As patent attorneys develop knowledge in particular technology areas, they often seek to represent multiple clients in that technology area. This approach, however, can lead to potential conflict of interest problems. In fact, conflicts of interest arising from the representation of multiple clients in the same subject area during patent prosecution have resulted in recent high-profile malpractice lawsuits - Tethys Bioscience Inc. v. Mintz, Levin, Cohn, Ferris, Glovsky and Popeo PC, N.D. Cal., No. C 09-5115 CW and Max-Planck-Gesellschaft zur Frderung der Wissenschaften e.V. v. Wolf Greenfield & Sacks, P.C. 1:09-cv-11168. Regardless of the eventual outcomes of these cases, it is clear that counsel and law firms involved in patent prosecution should carefully evaluate client representations to avoid conflicts that could jeopardize clients’ rights, breach fiduciary duties, and/or violate PTO rules, Model Rules, and state legal ethics rules.1
Is Your Counsel “Loyal?”
The duty of loyalty to each client is of extreme importance in patent practice. One component of the duty of loyalty prevents lawyers from performing a service for one client that adversely affects the interests of another client. This duty arises frequently in the context of patent prosecution. When the lawyer discovers that he has been drafting applications in the same technology area for different clients, what are his options and duties? Choosing to represent a new client having deeper pockets over an existing client, as sometimes occurs in the present economic climate, may violate the duty of loyalty. In many circumstances wherein a lawyer finds himself with conflicting obligations to file patent applications, the only solution to the conflict is to resign from both representations. Otherwise, even after the lawyer has resigned from representing one company, his work on the application for the remaining company may be colored by his knowledge of the putative rights of the departed client. Clearly, when two companies are operating businesses creating intellectual property in the same technical subject matter, the duty of loyalty becomes very significant to the lawyer's ability to represent both companies.
Is Your Confidential Information at Risk?
The federal regulations governing procedures before the PTO require disclosure by the inventor or his attorney of any information known to either of them and material to the prosecution of a patent application. Meanwhile, Rule 1.6 of the Model Rules of Professional Conduct prohibits an attorney from revealing the confidential information of his client.

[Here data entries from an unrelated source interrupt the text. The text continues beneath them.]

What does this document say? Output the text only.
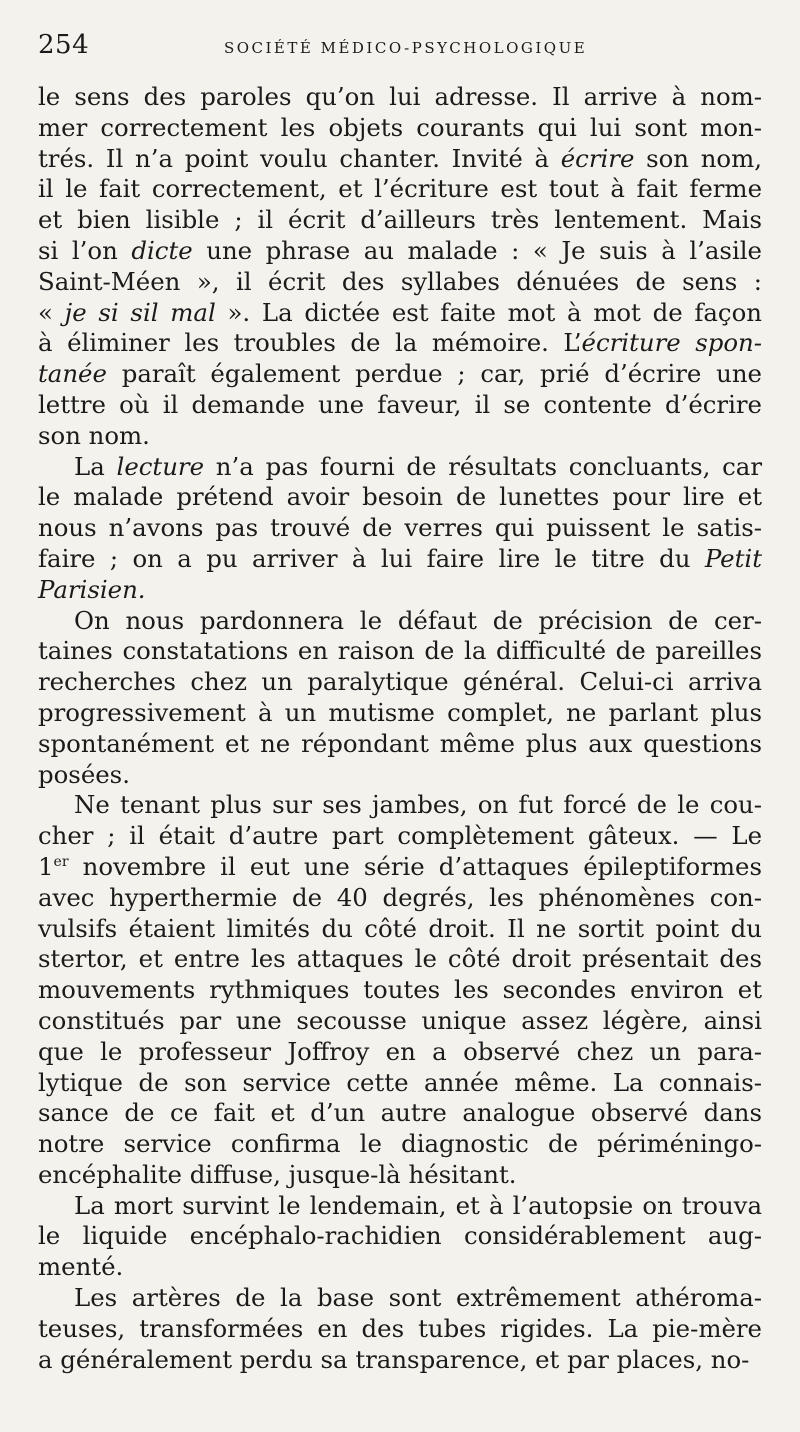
254	SOCIÉTÉ MÉDICO-PSYCHOLOGIQUE
le sens des paroles qu’on lui adresse. Il arrive à nom-
mer correctement les objets courants qui lui sont mon-
trés. Il n’a point voulu chanter. Invité à écrire son nom,
il le fait correctement, et l’écriture est tout à fait ferme
et bien lisible ; il écrit d’ailleurs très lentement. Mais
si l’on dicte une phrase au malade : « Je suis à l’asile
Saint-Méen », il écrit des syllabes dénuées de sens :
« je si sil mal ». La dictée est faite mot à mot de façon
à éliminer les troubles de la mémoire. L’écriture spon-
tanée paraît également perdue ; car, prié d’écrire une
lettre où il demande une faveur, il se contente d’écrire
son nom.
La lecture n’a pas fourni de résultats concluants, car
le malade prétend avoir besoin de lunettes pour lire et
nous n’avons pas trouvé de verres qui puissent le satis-
faire ; on a pu arriver à lui faire lire le titre du Petit
Parisien.
On nous pardonnera le défaut de précision de cer-
taines constatations en raison de la difficulté de pareilles
recherches chez un paralytique général. Celui-ci arriva
progressivement à un mutisme complet, ne parlant plus
spontanément et ne répondant même plus aux questions
posées.
Ne tenant plus sur ses jambes, on fut forcé de le cou-
cher ; il était d’autre part complètement gâteux. — Le
1er novembre il eut une série d’attaques épileptiformes
avec hyperthermie de 40 degrés, les phénomènes con-
vulsifs étaient limités du côté droit. Il ne sortit point du
stertor, et entre les attaques le côté droit présentait des
mouvements rythmiques toutes les secondes environ et
constitués par une secousse unique assez légère, ainsi
que le professeur Joffroy en a observé chez un para-
lytique de son service cette année même. La connais-
sance de ce fait et d’un autre analogue observé dans
notre service confirma le diagnostic de périméningo-
encéphalite diffuse, jusque-là hésitant.
La mort survint le lendemain, et à l’autopsie on trouva
le liquide encéphalo-rachidien considérablement aug-
menté.
Les artères de la base sont extrêmement athéroma-
teuses, transformées en des tubes rigides. La pie-mère
a généralement perdu sa transparence, et par places, no-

The PTO also requires that an attorney preserve “the confidences and secrets of a client.”
The duty to disclose and the requirement to keep client confidences create a direct conflict of interest when an attorney possesses confidential information from one client that also happens to be material to the prosecution of a patent for another client. This conflict is especially critical because a patent prosecuted without full disclosure of material information by the attorney may be found unenforceable down the road.
If an attorney is unable to disclose confidential information obtained from one client, but is duty-bound to disclose the information in order to fulfill his duty of candor to the PTO for a second client, the attorney must withdraw from the representation. An attorney does not have the option to continue prosecuting a patent application while failing to disclose his actual material knowledge, even though this information may be the confidential information of another client.
Is Your Counsel Taking Steps to Protect You as a Client?
Most firms, at a minimum, utilize procedures for preventing a new client representation where a conflict of interest is present with an existing client. Some firms perform conflicts checks by simply comparing the names of adverse parties in the proposed new matters with a list of firm clients, and then to compare the name of the new client with a list of matters for existing clients to see whether the new client is adverse in an existing matter. This traditional method of avoiding conflicts is often ineffective in detecting potential subject matter conflicts. A firm must be proactive in the field of patent prosecution; specifically, a firm must take systematic protective measures against creating subject matter conflicts. Thus, there is an ongoing need for subject matter conflict review at all law firms with new cases continuously being taken up.
Many firms properly utilize a second round of checks for subject matter conflicts. The problem with this approach, however, is that some firms are willing to take on the risk of actual or potential subject matter conflicts in ex parte matters such as patent prosecution.
In conclusion, given today’s competitive technology climate, you need to know if your counsel is looking out for you. It is imperative to carefully question your patent counsel as to the potential subject matter overlaps in the same or related technologies. There are, of course, significant advantages in retaining a patent prosecution counsel with prior experience in the same technology. Nevertheless, clients should always consider whether the advantage of retaining a lawyer with prior experience outweighs the chance that a future subject-matter conflict will arise.